Yesterday Cas spoke at WBS about the second half of Philippians 3 and knocked it out of the park! (I’m still working on posting the audio but we’re having technical difficulties. I’m probably the difficulty, but I’m working on it.) Since I can’t post the audio, I wanted to highlight something she said that has not only captivated my imagination but given me new direction in my prayer life.
As Cas recounted the conversion of Paul, she pointed out something rather remarkable. In chapter 3 of Philippians we get to witness firsthand the dramatic change between Paul “pre-Christ” and Paul “post-Christ.” In verses 4-6 he describes his previous status as the ultimate Jew and persecutor of the church, but in the rest of the chapter we encounter evidence of a dramatic transformation. Rather than persecute the church, he now builds it up.
What Cas pointed out that I had never heard before is that the Greek word for “persecute” (v. 6) is the same word used in verses 12 and 14 to mean “press on:”

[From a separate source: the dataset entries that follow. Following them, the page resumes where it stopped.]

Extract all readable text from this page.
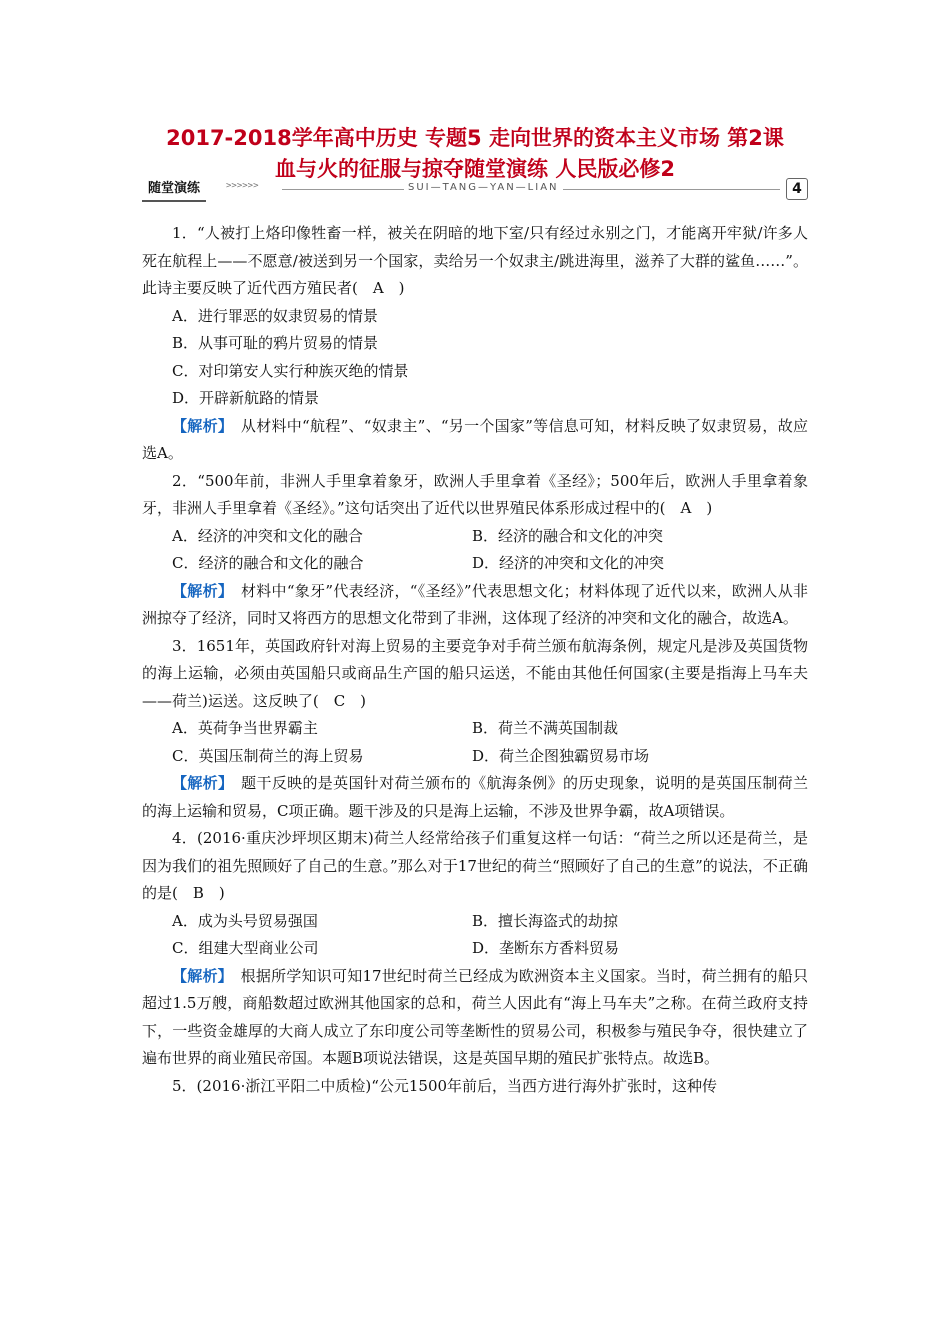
2017-2018学年高中历史 专题5 走向世界的资本主义市场 第2课
血与火的征服与掠夺随堂演练 人民版必修2
随堂演练	>>>>>>	SUI—TANG—YAN—LIAN	4

1．“人被打上烙印像牲畜一样，被关在阴暗的地下室/只有经过永别之门，才能离开牢狱/许多人死在航程上——不愿意/被送到另一个国家，卖给另一个奴隶主/跳进海里，滋养了大群的鲨鱼……”。此诗主要反映了近代西方殖民者(　A　)

A．进行罪恶的奴隶贸易的情景

B．从事可耻的鸦片贸易的情景

C．对印第安人实行种族灭绝的情景

D．开辟新航路的情景

【解析】　从材料中“航程”、“奴隶主”、“另一个国家”等信息可知，材料反映了奴隶贸易，故应选A。

2．“500年前，非洲人手里拿着象牙，欧洲人手里拿着《圣经》；500年后，欧洲人手里拿着象牙，非洲人手里拿着《圣经》。”这句话突出了近代以世界殖民体系形成过程中的(　A　)

A．经济的冲突和文化的融合	B．经济的融合和文化的冲突
C．经济的融合和文化的融合	D．经济的冲突和文化的冲突

【解析】　材料中“象牙”代表经济，“《圣经》”代表思想文化；材料体现了近代以来，欧洲人从非洲掠夺了经济，同时又将西方的思想文化带到了非洲，这体现了经济的冲突和文化的融合，故选A。

3．1651年，英国政府针对海上贸易的主要竞争对手荷兰颁布航海条例，规定凡是涉及英国货物的海上运输，必须由英国船只或商品生产国的船只运送，不能由其他任何国家(主要是指海上马车夫——荷兰)运送。这反映了(　C　)

A．英荷争当世界霸主	B．荷兰不满英国制裁
C．英国压制荷兰的海上贸易	D．荷兰企图独霸贸易市场

【解析】　题干反映的是英国针对荷兰颁布的《航海条例》的历史现象，说明的是英国压制荷兰的海上运输和贸易，C项正确。题干涉及的只是海上运输，不涉及世界争霸，故A项错误。

4．(2016·重庆沙坪坝区期末)荷兰人经常给孩子们重复这样一句话：“荷兰之所以还是荷兰，是因为我们的祖先照顾好了自己的生意。”那么对于17世纪的荷兰“照顾好了自己的生意”的说法，不正确的是(　B　)

A．成为头号贸易强国	B．擅长海盗式的劫掠
C．组建大型商业公司	D．垄断东方香料贸易

【解析】　根据所学知识可知17世纪时荷兰已经成为欧洲资本主义国家。当时，荷兰拥有的船只超过1.5万艘，商船数超过欧洲其他国家的总和，荷兰人因此有“海上马车夫”之称。在荷兰政府支持下，一些资金雄厚的大商人成立了东印度公司等垄断性的贸易公司，积极参与殖民争夺，很快建立了遍布世界的商业殖民帝国。本题B项说法错误，这是英国早期的殖民扩张特点。故选B。

5．(2016·浙江平阳二中质检)“公元1500年前后，当西方进行海外扩张时，这种传
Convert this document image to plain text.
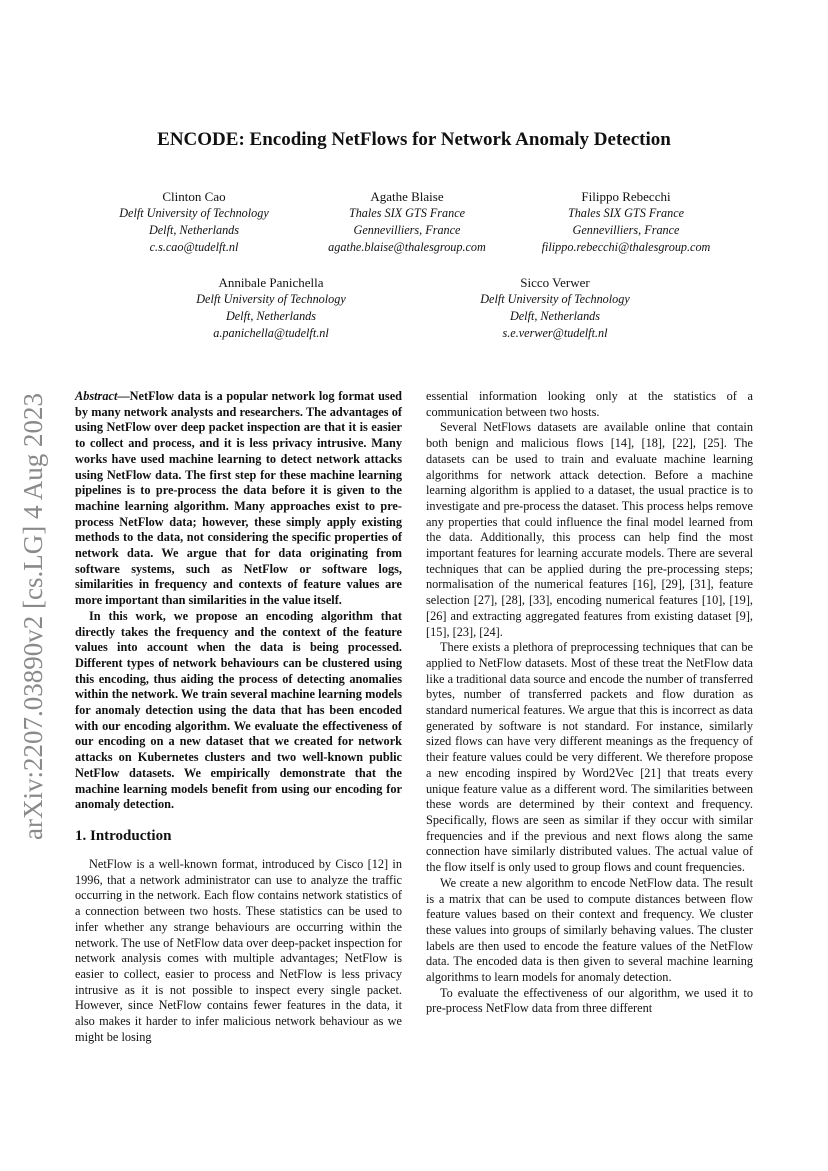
arXiv:2207.03890v2 [cs.LG] 4 Aug 2023
ENCODE: Encoding NetFlows for Network Anomaly Detection
Clinton Cao
Delft University of Technology
Delft, Netherlands
c.s.cao@tudelft.nl
Agathe Blaise
Thales SIX GTS France
Gennevilliers, France
agathe.blaise@thalesgroup.com
Filippo Rebecchi
Thales SIX GTS France
Gennevilliers, France
filippo.rebecchi@thalesgroup.com
Annibale Panichella
Delft University of Technology
Delft, Netherlands
a.panichella@tudelft.nl
Sicco Verwer
Delft University of Technology
Delft, Netherlands
s.e.verwer@tudelft.nl

Abstract—NetFlow data is a popular network log format used by many network analysts and researchers. The advantages of using NetFlow over deep packet inspection are that it is easier to collect and process, and it is less privacy intrusive. Many works have used machine learning to detect network attacks using NetFlow data. The first step for these machine learning pipelines is to pre-process the data before it is given to the machine learning algorithm. Many approaches exist to pre-process NetFlow data; however, these simply apply existing methods to the data, not considering the specific properties of network data. We argue that for data originating from software systems, such as NetFlow or software logs, similarities in frequency and contexts of feature values are more important than similarities in the value itself.

In this work, we propose an encoding algorithm that directly takes the frequency and the context of the feature values into account when the data is being processed. Different types of network behaviours can be clustered using this encoding, thus aiding the process of detecting anomalies within the network. We train several machine learning models for anomaly detection using the data that has been encoded with our encoding algorithm. We evaluate the effectiveness of our encoding on a new dataset that we created for network attacks on Kubernetes clusters and two well-known public NetFlow datasets. We empirically demonstrate that the machine learning models benefit from using our encoding for anomaly detection.

1. Introduction

NetFlow is a well-known format, introduced by Cisco [12] in 1996, that a network administrator can use to analyze the traffic occurring in the network. Each flow contains network statistics of a connection between two hosts. These statistics can be used to infer whether any strange behaviours are occurring within the network. The use of NetFlow data over deep-packet inspection for network analysis comes with multiple advantages; NetFlow is easier to collect, easier to process and NetFlow is less privacy intrusive as it is not possible to inspect every single packet. However, since NetFlow contains fewer features in the data, it also makes it harder to infer malicious network behaviour as we might be losing

essential information looking only at the statistics of a communication between two hosts.

Several NetFlows datasets are available online that contain both benign and malicious flows [14], [18], [22], [25]. The datasets can be used to train and evaluate machine learning algorithms for network attack detection. Before a machine learning algorithm is applied to a dataset, the usual practice is to investigate and pre-process the dataset. This process helps remove any properties that could influence the final model learned from the data. Additionally, this process can help find the most important features for learning accurate models. There are several techniques that can be applied during the pre-processing steps; normalisation of the numerical features [16], [29], [31], feature selection [27], [28], [33], encoding numerical features [10], [19], [26] and extracting aggregated features from existing dataset [9], [15], [23], [24].

There exists a plethora of preprocessing techniques that can be applied to NetFlow datasets. Most of these treat the NetFlow data like a traditional data source and encode the number of transferred bytes, number of transferred packets and flow duration as standard numerical features. We argue that this is incorrect as data generated by software is not standard. For instance, similarly sized flows can have very different meanings as the frequency of their feature values could be very different. We therefore propose a new encoding inspired by Word2Vec [21] that treats every unique feature value as a different word. The similarities between these words are determined by their context and frequency. Specifically, flows are seen as similar if they occur with similar frequencies and if the previous and next flows along the same connection have similarly distributed values. The actual value of the flow itself is only used to group flows and count frequencies.

We create a new algorithm to encode NetFlow data. The result is a matrix that can be used to compute distances between flow feature values based on their context and frequency. We cluster these values into groups of similarly behaving values. The cluster labels are then used to encode the feature values of the NetFlow data. The encoded data is then given to several machine learning algorithms to learn models for anomaly detection.

To evaluate the effectiveness of our algorithm, we used it to pre-process NetFlow data from three different
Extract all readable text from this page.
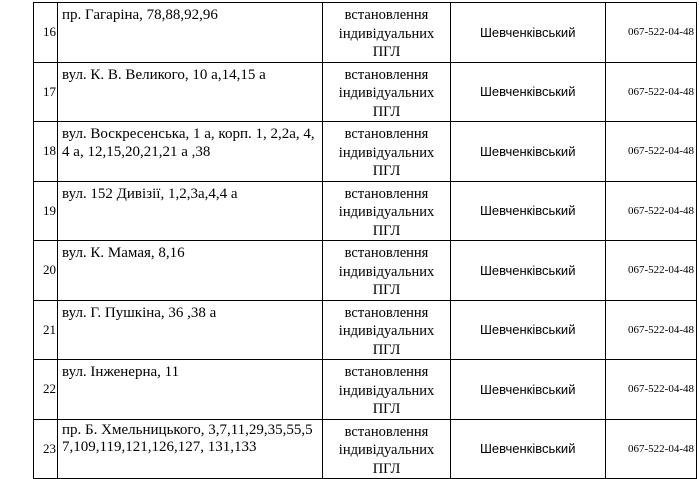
16	пр. Гагаріна, 78,88,92,96	встановлення індивідуальних ПГЛ	Шевченківський	067-522-04-48
17	вул. К. В. Великого, 10 а,14,15 а	встановлення індивідуальних ПГЛ	Шевченківський	067-522-04-48
18	вул. Воскресенська, 1 а, корп. 1, 2,2а, 4,4 а, 12,15,20,21,21 а ,38	встановлення індивідуальних ПГЛ	Шевченківський	067-522-04-48
19	вул. 152 Дивізії, 1,2,3а,4,4 а	встановлення індивідуальних ПГЛ	Шевченківський	067-522-04-48
20	вул. К. Мамая, 8,16	встановлення індивідуальних ПГЛ	Шевченківський	067-522-04-48
21	вул. Г. Пушкіна, 36 ,38 а	встановлення індивідуальних ПГЛ	Шевченківський	067-522-04-48
22	вул. Інженерна, 11	встановлення індивідуальних ПГЛ	Шевченківський	067-522-04-48
23	пр. Б. Хмельницького, 3,7,11,29,35,55,57,109,119,121,126,127, 131,133	встановлення індивідуальних ПГЛ	Шевченківський	067-522-04-48
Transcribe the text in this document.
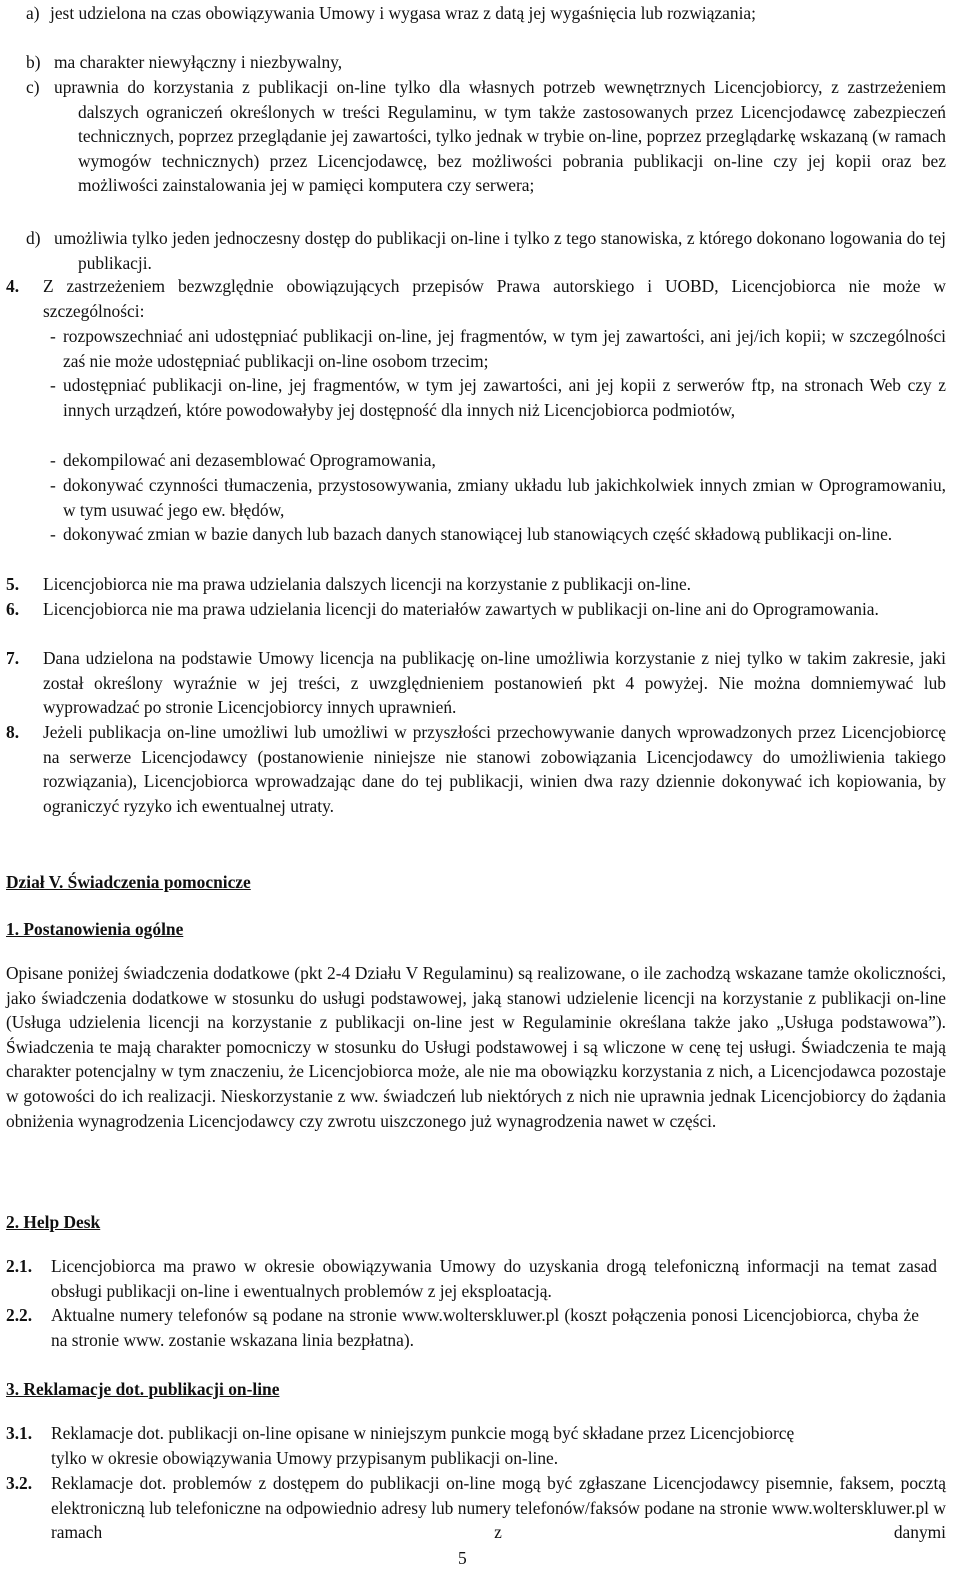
a) jest udzielona na czas obowiązywania Umowy i wygasa wraz z datą jej wygaśnięcia lub rozwiązania;
b) ma charakter niewyłączny i niezbywalny,
c) uprawnia do korzystania z publikacji on-line tylko dla własnych potrzeb wewnętrznych Licencjobiorcy, z zastrzeżeniem dalszych ograniczeń określonych w treści Regulaminu, w tym także zastosowanych przez Licencjodawcę zabezpieczeń technicznych, poprzez przeglądanie jej zawartości, tylko jednak w trybie on-line, poprzez przeglądarkę wskazaną (w ramach wymogów technicznych) przez Licencjodawcę, bez możliwości pobrania publikacji on-line czy jej kopii oraz bez możliwości zainstalowania jej w pamięci komputera czy serwera;
d) umożliwia tylko jeden jednoczesny dostęp do publikacji on-line i tylko z tego stanowiska, z którego dokonano logowania do tej publikacji.
4. Z zastrzeżeniem bezwzględnie obowiązujących przepisów Prawa autorskiego i UOBD, Licencjobiorca nie może w szczególności:
- rozpowszechniać ani udostępniać publikacji on-line, jej fragmentów, w tym jej zawartości, ani jej/ich kopii; w szczególności zaś nie może udostępniać publikacji on-line osobom trzecim;
- udostępniać publikacji on-line, jej fragmentów, w tym jej zawartości, ani jej kopii z serwerów ftp, na stronach Web czy z innych urządzeń, które powodowałyby jej dostępność dla innych niż Licencjobiorca podmiotów,
- dekompilować ani dezasemblować Oprogramowania,
- dokonywać czynności tłumaczenia, przystosowywania, zmiany układu lub jakichkolwiek innych zmian w Oprogramowaniu, w tym usuwać jego ew. błędów,
- dokonywać zmian w bazie danych lub bazach danych stanowiącej lub stanowiących część składową publikacji on-line.
5. Licencjobiorca nie ma prawa udzielania dalszych licencji na korzystanie z publikacji on-line.
6. Licencjobiorca nie ma prawa udzielania licencji do materiałów zawartych w publikacji on-line ani do Oprogramowania.
7. Dana udzielona na podstawie Umowy licencja na publikację on-line umożliwia korzystanie z niej tylko w takim zakresie, jaki został określony wyraźnie w jej treści, z uwzględnieniem postanowień pkt 4 powyżej. Nie można domniemywać lub wyprowadzać po stronie Licencjobiorcy innych uprawnień.
8. Jeżeli publikacja on-line umożliwi lub umożliwi w przyszłości przechowywanie danych wprowadzonych przez Licencjobiorcę na serwerze Licencjodawcy (postanowienie niniejsze nie stanowi zobowiązania Licencjodawcy do umożliwienia takiego rozwiązania), Licencjobiorca wprowadzając dane do tej publikacji, winien dwa razy dziennie dokonywać ich kopiowania, by ograniczyć ryzyko ich ewentualnej utraty.
Dział V. Świadczenia pomocnicze
1. Postanowienia ogólne
Opisane poniżej świadczenia dodatkowe (pkt 2-4 Działu V Regulaminu) są realizowane, o ile zachodzą wskazane tamże okoliczności, jako świadczenia dodatkowe w stosunku do usługi podstawowej, jaką stanowi udzielenie licencji na korzystanie z publikacji on-line (Usługa udzielenia licencji na korzystanie z publikacji on-line jest w Regulaminie określana także jako „Usługa podstawowa”). Świadczenia te mają charakter pomocniczy w stosunku do Usługi podstawowej i są wliczone w cenę tej usługi. Świadczenia te mają charakter potencjalny w tym znaczeniu, że Licencjobiorca może, ale nie ma obowiązku korzystania z nich, a Licencjodawca pozostaje w gotowości do ich realizacji. Nieskorzystanie z ww. świadczeń lub niektórych z nich nie uprawnia jednak Licencjobiorcy do żądania obniżenia wynagrodzenia Licencjodawcy czy zwrotu uiszczonego już wynagrodzenia nawet w części.
2. Help Desk
2.1. Licencjobiorca ma prawo w okresie obowiązywania Umowy do uzyskania drogą telefoniczną informacji na temat zasad obsługi publikacji on-line i ewentualnych problemów z jej eksploatacją.
2.2. Aktualne numery telefonów są podane na stronie www.wolterskluwer.pl (koszt połączenia ponosi Licencjobiorca, chyba że na stronie www. zostanie wskazana linia bezpłatna).
3. Reklamacje dot. publikacji on-line
3.1. Reklamacje dot. publikacji on-line opisane w niniejszym punkcie mogą być składane przez Licencjobiorcę tylko w okresie obowiązywania Umowy przypisanym publikacji on-line.
3.2. Reklamacje dot. problemów z dostępem do publikacji on-line mogą być zgłaszane Licencjodawcy pisemnie, faksem, pocztą elektroniczną lub telefoniczne na odpowiednio adresy lub numery telefonów/faksów podane na stronie www.wolterskluwer.pl w ramach z danymi
5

Not that I have already obtained all this, or have already been made perfect, but I press on to take hold of that for which Christ Jesus took hold of me. Brothers, I do not consider myself yet to have taken hold of it. But one thing I do: Forgetting what is behind and straining toward what is ahead, I press on toward the goal to win the prize for which God has called me heavenward in Christ Jesus.
The Greek word there is dioko, and like many Greek words its meaning changes somewhat depending on the context. Clearly, there are two different contexts between verse 6 and verses 12-14, given that they are translated so differently. The irony is that both uses occur within the context of Paul’s life. Paul’s life changed so dramatically that dioko took on a completely different meaning when applied to his converted life.
In practical terms, this means that the same zeal with which Paul persecuted the church was now redirected toward growing the church. And when I think about it, that makes sense. God had created Paul with that passionate drive, but because of his fallen nature he was using it for evil. The zeal was good and God-given, but the aim was wrong. So God changed Paul’s life, and changed Paul’s aim. He saw the potential in Paul to use his gifts for the good of the Kingdom, and He used them.
This story should challenge us in the way we see non-Christians in our lives. It’s so easy to take an adversarial stance, getting defensive or pointing out the things about them that are wrong. But what a terribly hopeless perspective!
Instead, the story of Paul should spark our imaginations. Rather than condemn people or judge them, dream on their behalf! Look for their strengths, the things about them that were clearly given to them by God but have simply been misdirected, and then pray for their Christ-like potential.
Maybe you have a friend who excels in the business world but is consumed by the drive for success. What would their life look like, how could they use their gifts, if God got a hold of them? Maybe you know someone who, like Paul, is extremely critical of the Christian faith and enjoys debating all the reasons that God can’t exist. Just imagine if that same passion to engage issues of truth with fervor and zeal were harnessed on behalf of the Gospel?
God has the ability to redeem ANYONE, so it’s important that we pray with that perspective in mind. Rather than simply dislike unbelievers or see them as lost causes, dream God-sized dreams on their behalf! Imagine what God could do with their gifts, and then pray for those things to happen! Such a perspective will help to stave off the us versus them mentality that we so easily sink to, but it is also far more faithful to the redemptive character of God, with whom we ALWAYS have a reason to hope.